Hatch continuó sin responder. ¿Sabría Neidelman dónde estaba, o estaba tirándose un farol? *
—¡Hatch, no sea tímido, no es su estilo! He visto su linterna y voy a buscarlo. ¿Me oye?
—¡Neidelman! —gritó a su vez Hatch.
No obtuvo respuesta. Miró otra vez la pantalla del radiómetro. La mancha blanca continuaba subiendo por el gráfico de malla, pero aparecía y desaparecía, cada vez más débil, porque la batería estaba muy gastada.
—¡Capitán, deténgase! Tenemos que hablar.
—Claro que sí, tendremos una bonita charla.
—¡Usted no lo comprende! —gritó Hatch, acercándose aún más al borde—. La espada es muy radiactiva. ¡Lo está matando, capitán! ¡Deshágase de ella ahora mismo!
—¡Ah, doctor Hatch, usted siempre tan imaginativo! —se oyó la voz de Neidelman, débil y extrañamente serena—. Usted ha planeado muy bien este desastre.
—¡Capitán, por el amor de Dios, tire la espada!
—¿Que la tire? Usted me ha tendido esta trampa, ha destruido el Pozo de Agua, ha matado a mis hombres y me ha impedido rescatar el tesoro. ¿Y ahora quiere que tire la espada? ¡Eso, nunca!

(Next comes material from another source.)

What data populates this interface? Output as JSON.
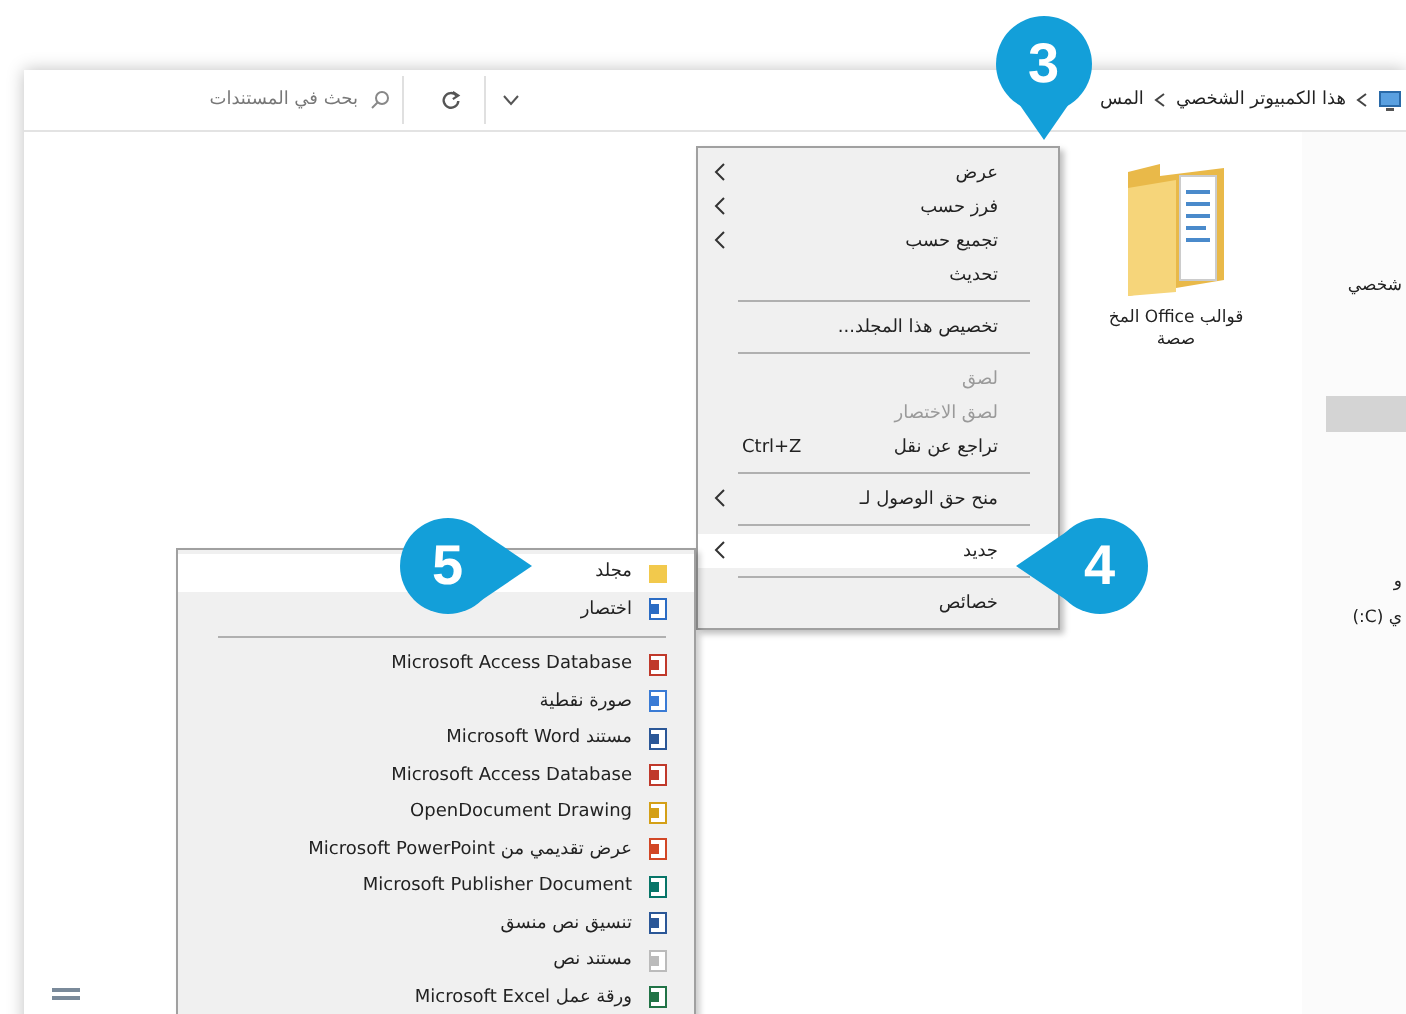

—¿De qué diablos está hablando?
—No sea tímido, Hatch, y reconozca su obra. Lo consiguió con unos pocos explosivos bien colocados, ¿verdad?
Hatch se dio la vuelta y quedó de espaldas en el suelo. Miró al techo, meditando la respuesta.
—Usted está enfermo, capitán —dijo por fin—. Si no me cree, interrogue a su propio cuerpo. Esa espada emite una poderosa radiación de neutrones. Ya ha detenido la división celular y la síntesis del ADN en su organismo. Muy pronto afectará a su cerebro, la forma más severa de contaminación radiactiva.
Hatch escuchó. Sólo se oía el rugir del agua en el abismo, y el sonido cada vez más débil del radiómetro.
—Usted ya está percibiendo los primeros síntomas —continuó Hatch—. Primero, sentirá nauseas. Aunque es probable que ya esté experimentándolas, ¿verdad? Después, vendrá la confusión, a medida que aparezcan diversos focos inflamatorios en su cerebro. Le seguirán temblores, ataxia, convulsiones, y finalmente, la muerte.